= Julie Hébert =

American writer and director

Julie Hébert (sometimes credited as Julie Hebert) is an American writer/director of theater, film and television.

==Biography==

Julie Hébert grew up in a small town on the Louisiana coast and many of her plays are set there. After college she moved to San Francisco. She started by directing and writing plays for the Magic Theater, the Eureka, the Bay Area Playwrights Festival and soon moved on to national theater companies including Steppenwolf, La Mama, Circle Rep, the Women's Project, LATC, and San Diego Rep. Hébert's plays have been honored with two PEN Awards for Drama. Her play Tree opened at San Francisco Playhouse in January 2015.

She adapted the novel Female Perversions into a screenplay with Susan Stretfield. Stretfield went on to direct the film, Female Perversions (1996). In 2000 she wrote a television film entitled All-American Girl: The Mary Kay Letourneau Story.

In television, Hébert worked and trained with John Wells for five years, starting with Third Watch in 2001. She wrote two second-season episodes entitled "Know Thyself" and "Man Enough". Her first television writing effort, "Know Thyself" was honored with a Prism Award. Later that year she began her career as an episodic director when she co-directed the third-season premiere, a documentary about 9/11, "In Their Own Words" alongside John Wells, for which they won a George Foster Peabody Award. In 2002 she helmed her first episode independently, "Superheroes: Part Two", which aired later in the third season. In 2003 she was hired as an executive story editor for Third Watch. She wrote three episodes for the third season – "He Said, She Said", "The Long Guns" and "The Unforgiven". While working on Third Watch she adapted her original play Ruby's Bucket of Blood into a TV film for Showtime, starting Angela Bassett.

In 2002, Hebert became involved with ER, another Wells production series, as a co-producer for the ninth season. She co-wrote "A Hopeless Wound" with supervising producer Joe Sachs. She returned after the mid-season break as a producer and wrote a further ninth-season episode "A Little Help from My Friends". She was also hired to direct a ninth-season episode entitled "The Advocate". Hébert remained with the series as a director and helmed two episodes for the tenth season, "Shifts Happen" in 2003 and "Midnight" in 2004. She then wrote and directed the eleventh-season episode "Twas the Night".

In 2004, she became involved with the fifth season of The West Wing (also a Wells production series) as a director. She helmed two fifth-season episodes, "Slow News Day" and "No Exit". She returned in fall 2004 to direct the sixth-season episode "The Hubbert Peak".

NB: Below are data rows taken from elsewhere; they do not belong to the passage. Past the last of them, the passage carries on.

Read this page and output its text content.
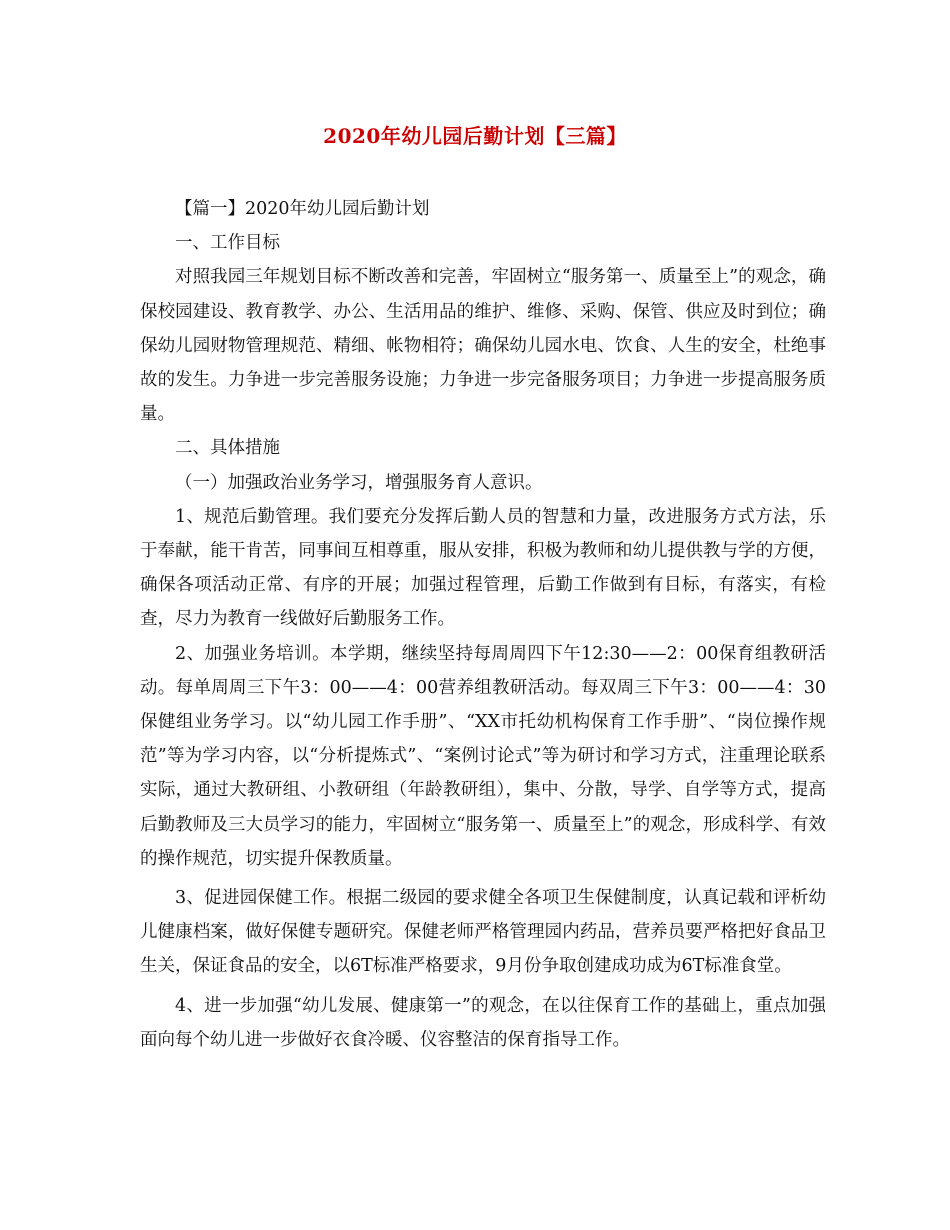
2020年幼儿园后勤计划【三篇】

【篇一】2020年幼儿园后勤计划

一、工作目标

对照我园三年规划目标不断改善和完善，牢固树立“服务第一、质量至上”的观念，确保校园建设、教育教学、办公、生活用品的维护、维修、采购、保管、供应及时到位；确保幼儿园财物管理规范、精细、帐物相符；确保幼儿园水电、饮食、人生的安全，杜绝事故的发生。力争进一步完善服务设施；力争进一步完备服务项目；力争进一步提高服务质量。

二、具体措施

（一）加强政治业务学习，增强服务育人意识。

1、规范后勤管理。我们要充分发挥后勤人员的智慧和力量，改进服务方式方法，乐于奉献，能干肯苦，同事间互相尊重，服从安排，积极为教师和幼儿提供教与学的方便，确保各项活动正常、有序的开展；加强过程管理，后勤工作做到有目标，有落实，有检查，尽力为教育一线做好后勤服务工作。

2、加强业务培训。本学期，继续坚持每周周四下午12:30——2：00保育组教研活动。每单周周三下午3：00——4：00营养组教研活动。每双周三下午3：00——4：30保健组业务学习。以“幼儿园工作手册”、“XX市托幼机构保育工作手册”、“岗位操作规范”等为学习内容，以“分析提炼式”、“案例讨论式”等为研讨和学习方式，注重理论联系实际，通过大教研组、小教研组（年龄教研组），集中、分散，导学、自学等方式，提高后勤教师及三大员学习的能力，牢固树立“服务第一、质量至上”的观念，形成科学、有效的操作规范，切实提升保教质量。

3、促进园保健工作。根据二级园的要求健全各项卫生保健制度，认真记载和评析幼儿健康档案，做好保健专题研究。保健老师严格管理园内药品，营养员要严格把好食品卫生关，保证食品的安全，以6T标准严格要求，9月份争取创建成功成为6T标准食堂。

4、进一步加强“幼儿发展、健康第一”的观念，在以往保育工作的基础上，重点加强面向每个幼儿进一步做好衣食冷暖、仪容整洁的保育指导工作。
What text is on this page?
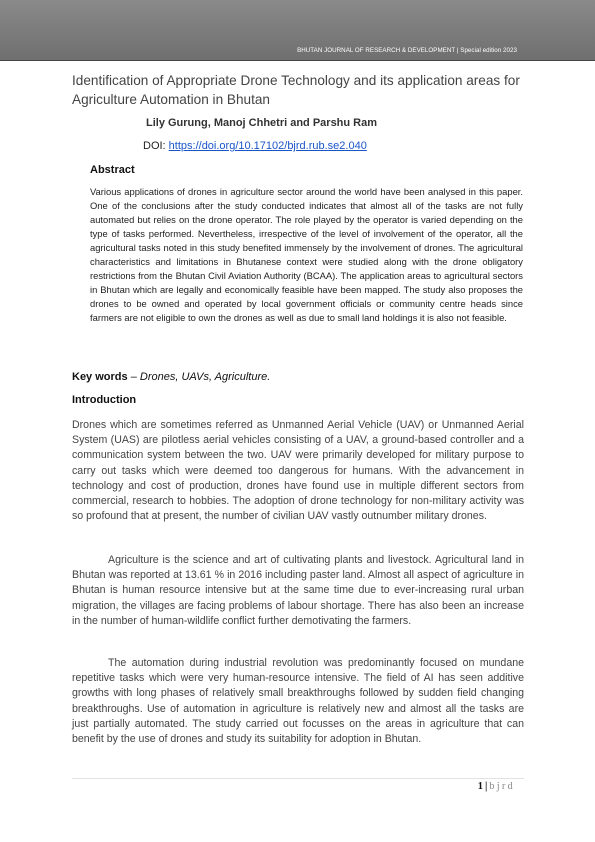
BHUTAN JOURNAL OF RESEARCH & DEVELOPMENT | Special edition 2023
Identification of Appropriate Drone Technology and its application areas for Agriculture Automation in Bhutan
Lily Gurung, Manoj Chhetri and Parshu Ram
DOI: https://doi.org/10.17102/bjrd.rub.se2.040
Abstract
Various applications of drones in agriculture sector around the world have been analysed in this paper. One of the conclusions after the study conducted indicates that almost all of the tasks are not fully automated but relies on the drone operator. The role played by the operator is varied depending on the type of tasks performed. Nevertheless, irrespective of the level of involvement of the operator, all the agricultural tasks noted in this study benefited immensely by the involvement of drones. The agricultural characteristics and limitations in Bhutanese context were studied along with the drone obligatory restrictions from the Bhutan Civil Aviation Authority (BCAA). The application areas to agricultural sectors in Bhutan which are legally and economically feasible have been mapped. The study also proposes the drones to be owned and operated by local government officials or community centre heads since farmers are not eligible to own the drones as well as due to small land holdings it is also not feasible.
Key words – Drones, UAVs, Agriculture.
Introduction
Drones which are sometimes referred as Unmanned Aerial Vehicle (UAV) or Unmanned Aerial System (UAS) are pilotless aerial vehicles consisting of a UAV, a ground-based controller and a communication system between the two. UAV were primarily developed for military purpose to carry out tasks which were deemed too dangerous for humans. With the advancement in technology and cost of production, drones have found use in multiple different sectors from commercial, research to hobbies. The adoption of drone technology for non-military activity was so profound that at present, the number of civilian UAV vastly outnumber military drones.
Agriculture is the science and art of cultivating plants and livestock. Agricultural land in Bhutan was reported at 13.61 % in 2016 including paster land. Almost all aspect of agriculture in Bhutan is human resource intensive but at the same time due to ever-increasing rural urban migration, the villages are facing problems of labour shortage. There has also been an increase in the number of human-wildlife conflict further demotivating the farmers.
The automation during industrial revolution was predominantly focused on mundane repetitive tasks which were very human-resource intensive. The field of AI has seen additive growths with long phases of relatively small breakthroughs followed by sudden field changing breakthroughs. Use of automation in agriculture is relatively new and almost all the tasks are just partially automated. The study carried out focusses on the areas in agriculture that can benefit by the use of drones and study its suitability for adoption in Bhutan.
1 | bjrd
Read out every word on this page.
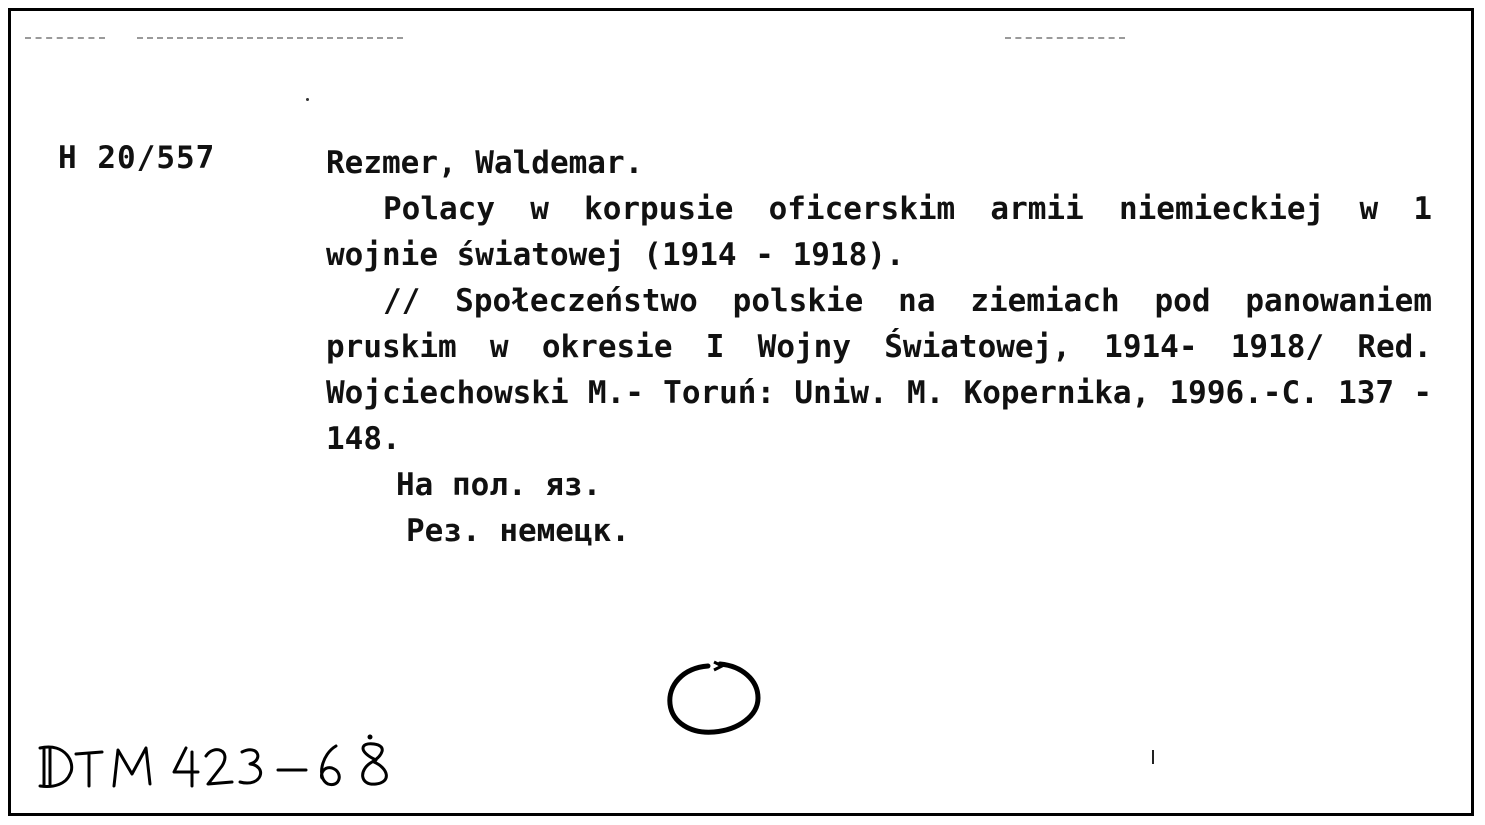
H 20/557	Rezmer, Waldemar.

Polacy w korpusie oficerskim armii niemieckiej w 1 wojnie światowej (1914 - 1918).

// Społeczeństwo polskie na ziemiach pod panowaniem pruskim w okresie I Wojny Światowej, 1914- 1918/ Red. Wojciechowski M.- Toruń: Uniw. M. Kopernika, 1996.-C. 137 - 148.

На пол. яз.

Рез. немецк.
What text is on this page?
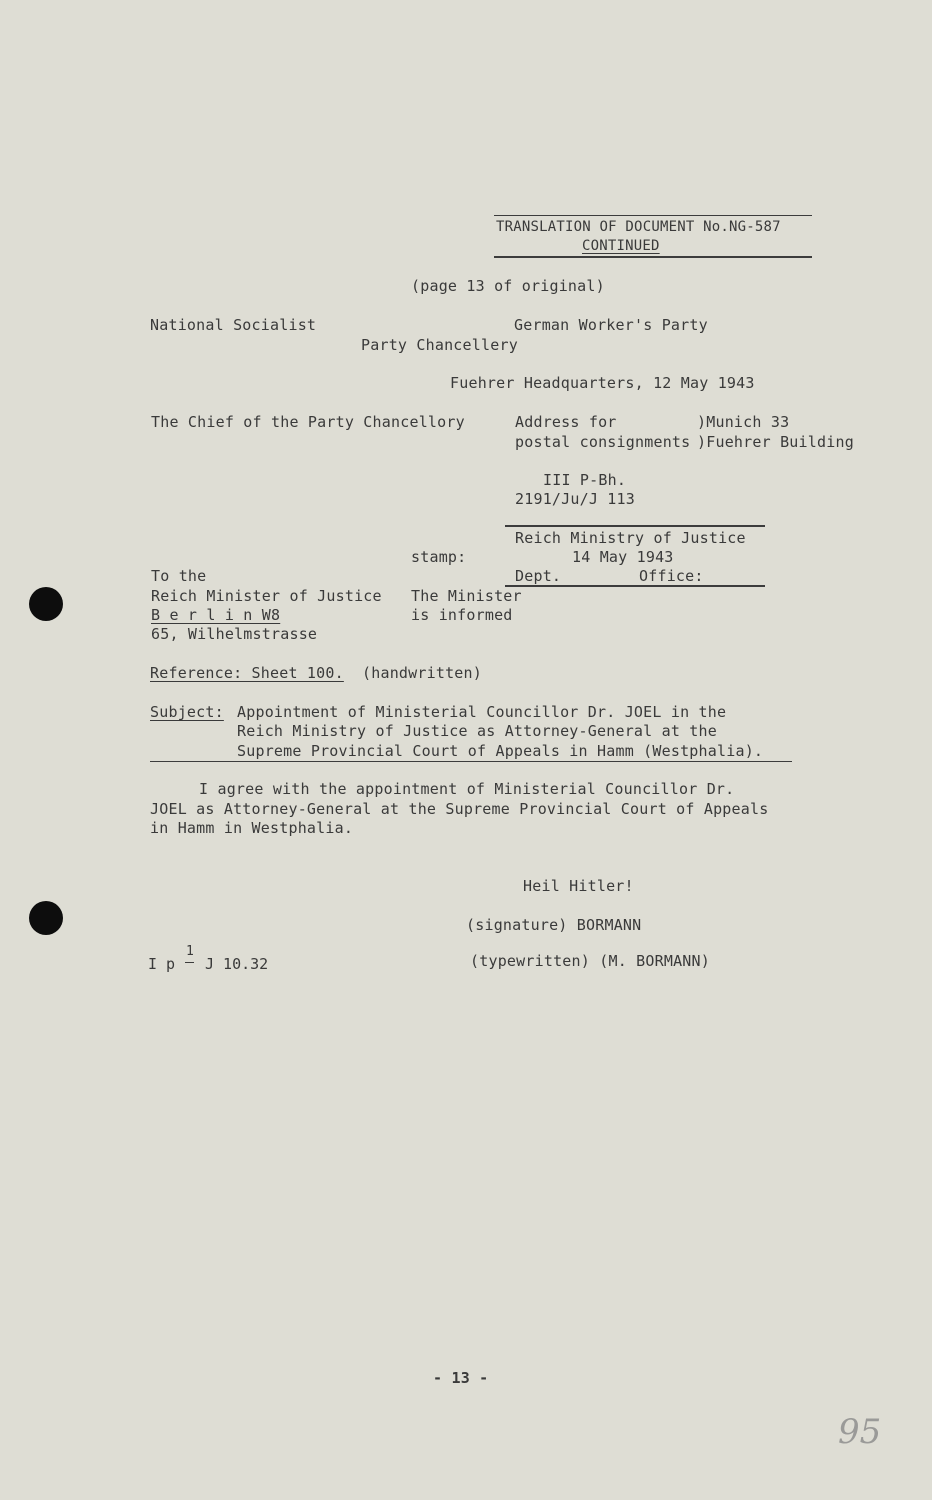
TRANSLATION OF DOCUMENT No.NG-587
CONTINUED
(page 13 of original)
National Socialist	German Worker's Party
Party Chancellery
Fuehrer Headquarters, 12 May 1943
The Chief of the Party Chancellory	Address for
postal consignments
)Munich 33
)Fuehrer Building
III P-Bh.
2191/Ju/J 113
Reich Ministry of Justice
stamp:	14 May 1943
Dept.	Office:
The Minister
is informed
To the
Reich Minister of Justice
B e r l i n W8
65, Wilhelmstrasse
Reference: Sheet 100. (handwritten)
Subject: Appointment of Ministerial Councillor Dr. JOEL in the
Reich Ministry of Justice as Attorney-General at the
Supreme Provincial Court of Appeals in Hamm (Westphalia).
I agree with the appointment of Ministerial Councillor Dr.
JOEL as Attorney-General at the Supreme Provincial Court of Appeals
in Hamm in Westphalia.
Heil Hitler!
(signature) BORMANN
(typewritten) (M. BORMANN)
I p
1
J 10.32
- 13 -
95
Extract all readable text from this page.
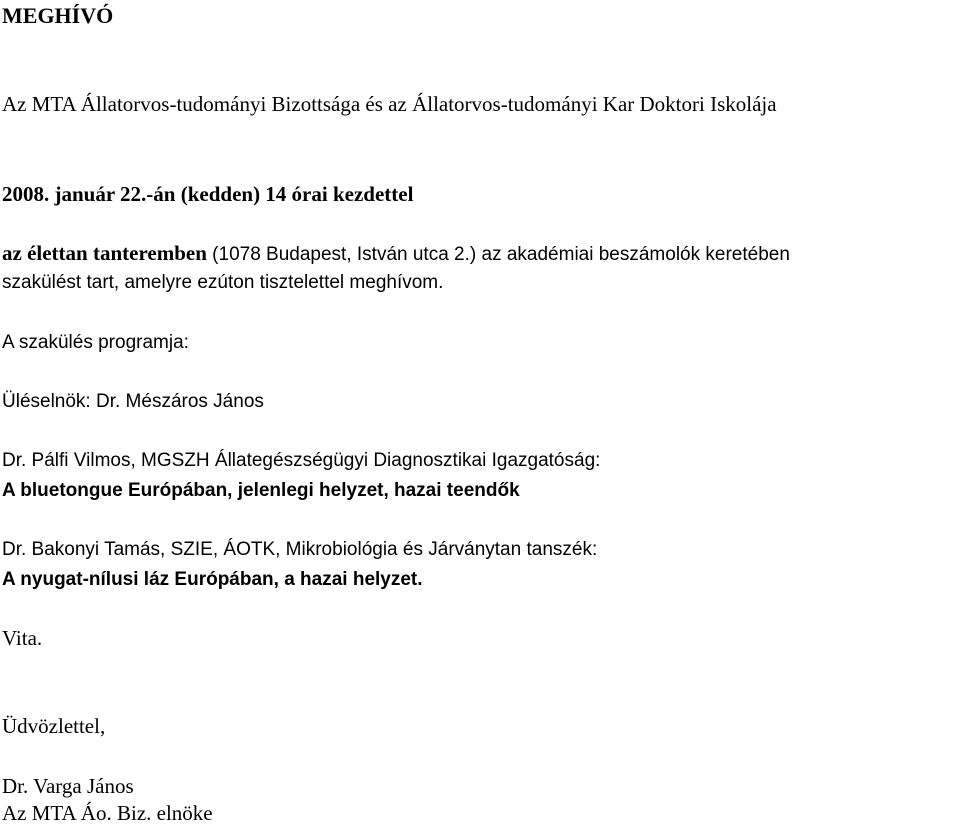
MEGHÍVÓ
Az MTA Állatorvos-tudományi Bizottsága és az Állatorvos-tudományi Kar Doktori Iskolája
2008. január 22.-án (kedden) 14 órai kezdettel
az élettan tanteremben (1078 Budapest, István utca 2.) az akadémiai beszámolók keretében
szakülést tart, amelyre ezúton tisztelettel meghívom.
A szakülés programja:
Üléselnök: Dr. Mészáros János
Dr. Pálfi Vilmos, MGSZH Állategészségügyi Diagnosztikai Igazgatóság:
A bluetongue Európában, jelenlegi helyzet, hazai teendők
Dr. Bakonyi Tamás, SZIE, ÁOTK, Mikrobiológia és Járványtan tanszék:
A nyugat-nílusi láz Európában, a hazai helyzet.
Vita.
Üdvözlettel,
Dr. Varga János
Az MTA Áo. Biz. elnöke
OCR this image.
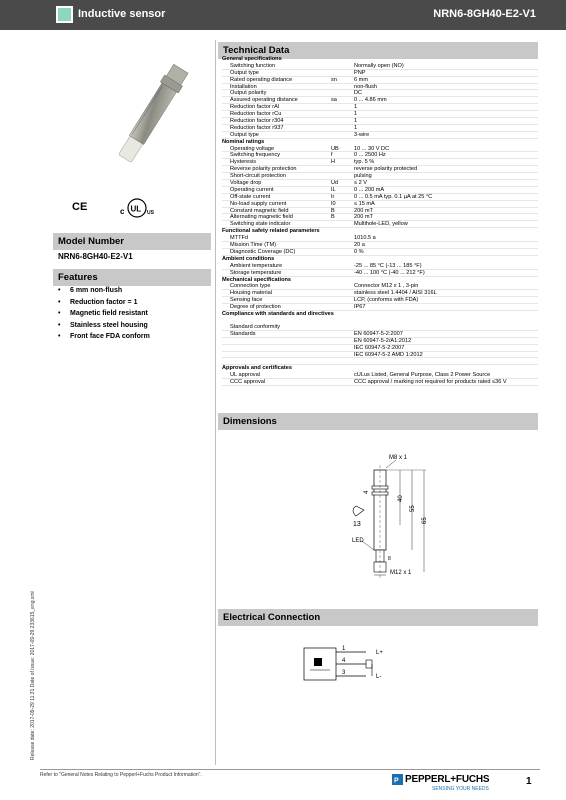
Inductive sensor	NRN6-8GH40-E2-V1
CE	c UL US
Model Number
NRN6-8GH40-E2-V1
Features
• 6 mm non-flush
• Reduction factor = 1
• Magnetic field resistant
• Stainless steel housing
• Front face FDA conform
Release date: 2017-09-29 11:31 Date of issue: 2017-09-29 233615_eng.xml
Technical Data
General specifications
Switching function	Normally open (NO)
Output type	PNP
Rated operating distance	sn	6 mm
Installation	non-flush
Output polarity	DC
Assured operating distance	sa	0 ... 4.86 mm
Reduction factor rAl	1
Reduction factor rCu	1
Reduction factor r304	1
Reduction factor r937	1
Output type	3-wire
Nominal ratings
Operating voltage	UB	10 ... 30 V DC
Switching frequency	f	0 ... 2500 Hz
Hysteresis	H	typ. 5 %
Reverse polarity protection	reverse polarity protected
Short-circuit protection	pulsing
Voltage drop	Ud	≤ 2 V
Operating current	IL	0 ... 200 mA
Off-state current	Ir	0 ... 0.5 mA typ. 0.1 µA at 25 °C
No-load supply current	I0	≤ 15 mA
Constant magnetic field	B	200 mT
Alternating magnetic field	B	200 mT
Switching state indicator	Multihole-LED, yellow
Functional safety related parameters
MTTFd	1010.5 a
Mission Time (TM)	20 a
Diagnostic Coverage (DC)	0 %
Ambient conditions
Ambient temperature	-25 ... 85 °C (-13 ... 185 °F)
Storage temperature	-40 ... 100 °C (-40 ... 212 °F)
Mechanical specifications
Connection type	Connector M12 x 1 , 3-pin
Housing material	stainless steel 1.4404 / AISI 316L
Sensing face	LCP, (conforms with FDA)
Degree of protection	IP67
Compliance with standards and directives
Standard conformity
Standards	EN 60947-5-2:2007
EN 60947-5-2/A1:2012
IEC 60947-5-2:2007
IEC 60947-5-2 AMD 1:2012
Approvals and certificates
UL approval	cULus Listed, General Purpose, Class 2 Power Source
CCC approval	CCC approval / marking not required for products rated ≤36 V
Dimensions
M8 x 1
40
55
65
4
13
LED
8
M12 x 1
Electrical Connection
1
4
3
L+
L-
Refer to "General Notes Relating to Pepperl+Fuchs Product Information".
P PEPPERL+FUCHS
SENSING YOUR NEEDS
1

In 2005, she was hired as a writer and consulting producer for Numb3rs. She scripted two episodes for the second season, "In Plain Sight" in 2005 and "All's Fair" in 2006. She was promoted to co-executive producer for the third season. She scripted a further three episodes for the third season; "Waste Not" in 2006; "Nine Wives" in 2006; and "The Art of Reckoning" in 2007. She also made her directing debut for the series with "Nine Wives". She remained a co-executive producer, writer and director for the fourth season and wrote the episode "Primacy" in 2007 and wrote and directed the episode "Power" in 2008. She returned in the same capacity for the fifth season and wrote and directed "Thirty Six-Hours" in 2008, directed "Trouble in Chinatown", and scripted "Animal Rites" in 2009.

In 2010, Hébert worked in New York, writing two episodes for the CBS series Blue Bloods ("Re-Do" and "What You See"), and directing an episode of The Good Wife called "Nine Hours". In 2011 she became involved with the series Rizzoli & Isles as a co-executive producer, writing the episode entitled "Brown-Eyed Girl". Her next venture was the critically acclaimed series Boss, where she worked as a co-executive producer, writing two episodes, "Redemption" and "Clinch".

In 2013 and 2014, Hébert directed three episodes of Nashville, "I Saw the Light", "You're No Angel Yourself" and "Your Wild Life's Gonna Get You Down ". She was also involved with the ABC series American Crime as a co-executive producer, writer and director.

She served as co-executive producer on the fourth season of the Amazon Prime Video series The Man In The High Castle.